Ah, right, it's coming back to me now (I tinkered with the implementation briefly a few months ago). The Identifier
type has an isOperator()
method (and some helpers) that is used throughout Sema and elsewhere to determine whether an identifier is an operator or not, and it only looks at the first code point because right now that's enough to distinguish it.
If you wanted to apply my suggested rule above that a backticked identifier is an operator if and only if all of its characters are operator characters, then you could modify that function accordingly, and that should fix the issue you're seeing (assuming there are no other required changes elsewhere). There's a comment in isOperator()
about caching that calculation, and if you're checking every character instead of just the first one, it would probably be a good opportunity to resolve that. (There's also some duplication that would be nice to clean up, because the code point ranges for operators are listed both in Lexer.cpp and Identifier.h.)

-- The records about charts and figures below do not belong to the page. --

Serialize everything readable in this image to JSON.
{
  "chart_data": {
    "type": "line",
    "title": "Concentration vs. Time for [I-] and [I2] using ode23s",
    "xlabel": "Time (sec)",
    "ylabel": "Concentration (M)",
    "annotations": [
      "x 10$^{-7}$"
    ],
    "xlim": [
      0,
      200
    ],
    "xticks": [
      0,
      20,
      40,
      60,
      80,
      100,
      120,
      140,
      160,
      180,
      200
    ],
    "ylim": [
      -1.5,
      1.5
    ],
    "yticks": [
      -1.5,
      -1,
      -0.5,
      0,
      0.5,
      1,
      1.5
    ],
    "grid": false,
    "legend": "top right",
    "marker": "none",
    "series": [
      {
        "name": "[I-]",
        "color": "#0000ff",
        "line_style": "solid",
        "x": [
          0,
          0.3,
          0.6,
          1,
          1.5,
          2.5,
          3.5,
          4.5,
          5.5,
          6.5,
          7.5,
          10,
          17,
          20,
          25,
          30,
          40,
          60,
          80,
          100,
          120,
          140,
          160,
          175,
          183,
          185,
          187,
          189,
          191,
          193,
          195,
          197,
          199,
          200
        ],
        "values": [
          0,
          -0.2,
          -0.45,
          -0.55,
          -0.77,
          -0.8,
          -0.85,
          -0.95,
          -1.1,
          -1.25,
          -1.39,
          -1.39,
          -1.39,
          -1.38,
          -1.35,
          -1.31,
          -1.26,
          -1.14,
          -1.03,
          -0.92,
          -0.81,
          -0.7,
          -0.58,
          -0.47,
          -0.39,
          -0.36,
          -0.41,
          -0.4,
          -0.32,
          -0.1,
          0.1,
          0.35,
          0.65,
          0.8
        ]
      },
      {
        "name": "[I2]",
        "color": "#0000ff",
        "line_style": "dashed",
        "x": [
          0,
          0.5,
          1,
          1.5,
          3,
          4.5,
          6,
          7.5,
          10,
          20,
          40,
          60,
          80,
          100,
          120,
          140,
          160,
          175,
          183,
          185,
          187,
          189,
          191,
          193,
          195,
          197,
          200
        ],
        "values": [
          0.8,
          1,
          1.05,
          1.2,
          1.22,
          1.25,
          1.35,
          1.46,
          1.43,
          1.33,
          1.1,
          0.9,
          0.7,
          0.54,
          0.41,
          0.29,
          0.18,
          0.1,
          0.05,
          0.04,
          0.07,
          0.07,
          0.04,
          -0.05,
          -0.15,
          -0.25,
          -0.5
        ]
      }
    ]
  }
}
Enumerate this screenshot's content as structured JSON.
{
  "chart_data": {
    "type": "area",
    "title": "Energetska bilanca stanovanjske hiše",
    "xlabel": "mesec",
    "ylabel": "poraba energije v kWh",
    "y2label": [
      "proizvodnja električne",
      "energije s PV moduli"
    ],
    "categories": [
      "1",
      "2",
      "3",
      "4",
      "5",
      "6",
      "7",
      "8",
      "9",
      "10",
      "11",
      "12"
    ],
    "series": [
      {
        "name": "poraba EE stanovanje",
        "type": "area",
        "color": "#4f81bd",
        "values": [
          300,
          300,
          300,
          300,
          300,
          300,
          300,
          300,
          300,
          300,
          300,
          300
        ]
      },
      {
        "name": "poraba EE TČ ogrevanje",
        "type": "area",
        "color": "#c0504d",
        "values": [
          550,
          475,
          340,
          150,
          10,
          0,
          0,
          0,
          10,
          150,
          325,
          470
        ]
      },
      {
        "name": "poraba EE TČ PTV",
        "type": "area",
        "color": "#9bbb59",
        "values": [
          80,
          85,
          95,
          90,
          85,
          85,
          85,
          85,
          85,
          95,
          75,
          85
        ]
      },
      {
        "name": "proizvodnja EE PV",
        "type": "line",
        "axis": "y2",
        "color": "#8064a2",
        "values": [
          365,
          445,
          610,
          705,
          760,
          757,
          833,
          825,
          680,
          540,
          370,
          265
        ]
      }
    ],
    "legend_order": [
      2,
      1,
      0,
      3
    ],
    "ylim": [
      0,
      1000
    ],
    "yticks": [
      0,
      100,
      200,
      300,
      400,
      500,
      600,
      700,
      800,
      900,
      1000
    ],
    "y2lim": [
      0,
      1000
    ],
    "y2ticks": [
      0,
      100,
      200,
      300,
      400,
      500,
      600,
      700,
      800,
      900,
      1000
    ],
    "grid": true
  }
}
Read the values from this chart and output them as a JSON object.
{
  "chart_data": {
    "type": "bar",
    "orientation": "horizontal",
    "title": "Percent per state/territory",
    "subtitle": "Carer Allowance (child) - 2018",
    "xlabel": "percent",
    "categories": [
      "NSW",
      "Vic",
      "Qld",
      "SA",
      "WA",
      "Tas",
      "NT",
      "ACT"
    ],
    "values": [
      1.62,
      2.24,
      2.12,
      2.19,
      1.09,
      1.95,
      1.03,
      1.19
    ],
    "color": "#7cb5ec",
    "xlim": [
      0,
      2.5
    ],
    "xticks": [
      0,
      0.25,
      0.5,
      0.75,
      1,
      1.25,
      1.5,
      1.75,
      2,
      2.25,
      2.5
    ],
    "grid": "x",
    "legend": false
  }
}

Another issue I remember running into: Make sure to add some tests that run some escaped identifiers through -emit-silgen
and then feed that SIL back into the compiler to test SILPrinter
and SILParser
. Currently, SILPrinter
only escapes identifiers that match keywords, so you'll need to extend that logic to cover other identifiers that require escaping under the proposed new rules, and then also make sure that SILParser
handles those correctly (which hopefully falls out naturally because I think the lexer is the same).